Oh, Appleseed himself was a sorry sight. He was crying as though he was mortally wounded, but when Hamurabi lifted him onto his shoulders so the crowd could get a gander, he dried his eyes with the cuffs of his sweater and began grinning. Mr. R. C. Judkins yelled, “Gyp! Lousy gyp!” but was drowned out by a deafening round of applause.
Middy grabbed my arm. “My teeth,” she squealed. “Now I’m gonna get my teeth.”
“Teeth?” said I, kind of dazed.
“The false kind,” says she. “That’s what we’re gonna get us with the money—a lovely set of white false teeth.”
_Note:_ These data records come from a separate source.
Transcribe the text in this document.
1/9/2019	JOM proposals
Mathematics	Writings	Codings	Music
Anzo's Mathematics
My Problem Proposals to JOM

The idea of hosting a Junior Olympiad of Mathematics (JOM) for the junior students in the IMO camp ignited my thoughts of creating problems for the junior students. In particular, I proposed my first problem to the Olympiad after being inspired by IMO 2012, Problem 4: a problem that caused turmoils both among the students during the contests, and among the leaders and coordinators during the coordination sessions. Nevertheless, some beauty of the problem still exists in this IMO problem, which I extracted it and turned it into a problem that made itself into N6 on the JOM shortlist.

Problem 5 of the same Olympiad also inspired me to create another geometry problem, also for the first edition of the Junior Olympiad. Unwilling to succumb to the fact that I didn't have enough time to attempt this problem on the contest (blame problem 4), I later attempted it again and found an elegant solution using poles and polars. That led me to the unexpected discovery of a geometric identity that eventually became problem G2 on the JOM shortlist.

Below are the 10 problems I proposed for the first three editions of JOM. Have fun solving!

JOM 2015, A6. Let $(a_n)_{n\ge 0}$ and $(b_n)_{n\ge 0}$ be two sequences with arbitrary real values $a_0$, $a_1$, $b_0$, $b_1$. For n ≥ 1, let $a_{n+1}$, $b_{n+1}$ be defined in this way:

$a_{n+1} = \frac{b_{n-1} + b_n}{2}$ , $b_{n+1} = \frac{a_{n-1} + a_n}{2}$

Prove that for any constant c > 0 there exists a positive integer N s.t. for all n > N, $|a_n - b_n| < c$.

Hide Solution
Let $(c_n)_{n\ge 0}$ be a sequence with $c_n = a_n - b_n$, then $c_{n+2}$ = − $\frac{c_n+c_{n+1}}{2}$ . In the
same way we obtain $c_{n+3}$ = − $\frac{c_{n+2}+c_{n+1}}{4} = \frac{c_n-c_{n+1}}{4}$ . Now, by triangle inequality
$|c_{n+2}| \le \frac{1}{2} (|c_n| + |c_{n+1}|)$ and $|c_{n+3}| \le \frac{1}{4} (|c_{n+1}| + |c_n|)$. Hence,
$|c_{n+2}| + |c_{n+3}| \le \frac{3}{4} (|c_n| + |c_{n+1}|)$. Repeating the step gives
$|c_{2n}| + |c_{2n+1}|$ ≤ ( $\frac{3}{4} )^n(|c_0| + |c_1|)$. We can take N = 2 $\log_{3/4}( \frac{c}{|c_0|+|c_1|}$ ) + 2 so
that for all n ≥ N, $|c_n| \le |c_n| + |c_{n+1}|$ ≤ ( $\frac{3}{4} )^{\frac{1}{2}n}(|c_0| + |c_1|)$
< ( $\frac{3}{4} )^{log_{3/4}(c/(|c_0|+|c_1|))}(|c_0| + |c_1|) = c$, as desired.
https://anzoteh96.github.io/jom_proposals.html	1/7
But at that moment my sole interest was in how Appleseed had known. “Hey, tell me,” I said desperately, “tell me, how in God’s name did he know there was just exactly seventy-seven dollars and thirty-five cents?”
Middy gave me this look. “Why, I thought he told you,” she said, real serious. “He counted.”
“Yes, but how—how?”
“Gee, don’t you even know how to count?”
“But is that all he did?”
“Well,” she said, following a thoughtful pause, “he did do a little praying, too.” She started to dart off, then turned back and called, “Besides, he was born with a caul on his head.”
And that’s the nearest anybody ever came to solving the mystery. Thereafter, if you were to ask Appleseed “How come?” he would smile strangely and change the subject. Many years later he and his family moved to somewhere in Florida and were never heard from again.
But in our town his legend flourishes still; and, till his death a year ago last April, Mr. Marshall was invited each Christmas Day to tell the story of Appleseed to the Baptist Bible class. Hamurabi once typed up an account and mailed it around to various magazines. It was never printed. One editor wrote back and said that “If the little girl really turned out to be a movie star, then there might be something to your story.” But that’s not what happened, so why should you lie?